Bien plus d’une décennie plus tard, le marché financier « global » (Afrique centrale + Cameroun) a montré des signes d’essoufflement et de non performance. Cette situation tenant essentiellement (1) au manque d’intégration de son architecture organisationnelle - cf. Tableau 1-, (2) à l’insécurité liée au chevauchement de la réglementation, des organes de gestion et de supervision des deux marchés financiers, (3) à la duplication des dépenses de fonctionnement et d’investissement des deux structures, (4) à l’insuffisance de la demande/étroitesse des marchés ne permettant pas la réalisation des économies d’échelle.

 Revenant sur la question des performances, on note un certain dynamisme depuis 2008, tenant essentiellement aux opérations de levées de fonds lancées par les Etats sur les deux places (financières), s’agissant particulièrement du Cameroun et du Gabon. En effet, cette tendance s’est confirmée par les interventions des Etats au cours des deux précédentes années. 

En termes de bilan, à fin 2017, on peut évaluer la contribution du marché financier global (comprenant le marché d’Afrique centrale, le marché du Cameroun, le marché des TPSL sus-évoqué) au financement des économies à environ XAF 4 000 milliards -chiffres compilés par l’auteur-On observe que c’est le compartiment « Obligations » qui enregistre le plus de transactions, avec une valorisation d’environ XAF 344 milliards sur la base six (06) valeurs pour la DSX et  d’un peu moins de XAF 680 milliards sur (dix)10 valeurs. 

Cependant, on note la fréquence de plus en plus marquée du recours au marché des titres à souscription libre. Ce dernier volet du marché des capitaux est essentiel pour les Etats dans le cadre de l’équilibrage de leurs trésoreries. 

Par contre, les compartiments « Actions » sur les deux places affichent une atonie manifeste depuis plusieurs années.
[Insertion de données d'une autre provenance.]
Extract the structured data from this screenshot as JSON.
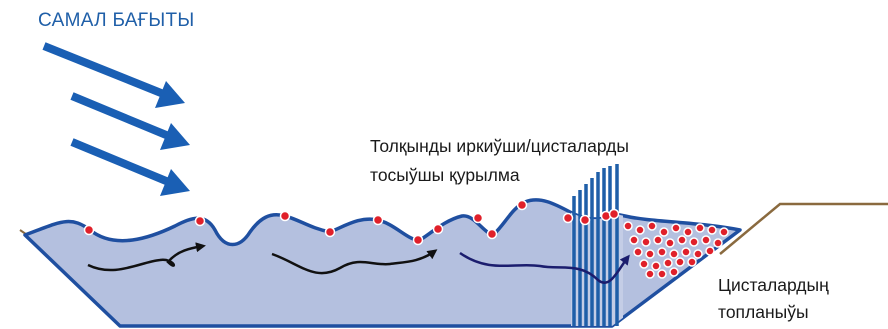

Sur le marché camerounais, ce compartiment continue d’être animé au moyen des trois (03) émissions (SAFACAM, SEMC, SOCAPALM) qui avaient permis la mobilisation de XAF 18,5 milliards, contre une valeur (01) listée à la BVMAC. De façon générale, Il s’est agi soit d’opérations relatives à la privatisation de sociétés d’Etat, soit d’augmentation partielle du capital, qui ont abouti au total à la mobilisation d’environ XAF 25 milliards. Sur ces bases, la DSX enregistre une capitalisation boursière de l’ordre de XAF 155 milliards, contre une capitalisation boursière de près de XAF 115 milliards pour la BVMAC.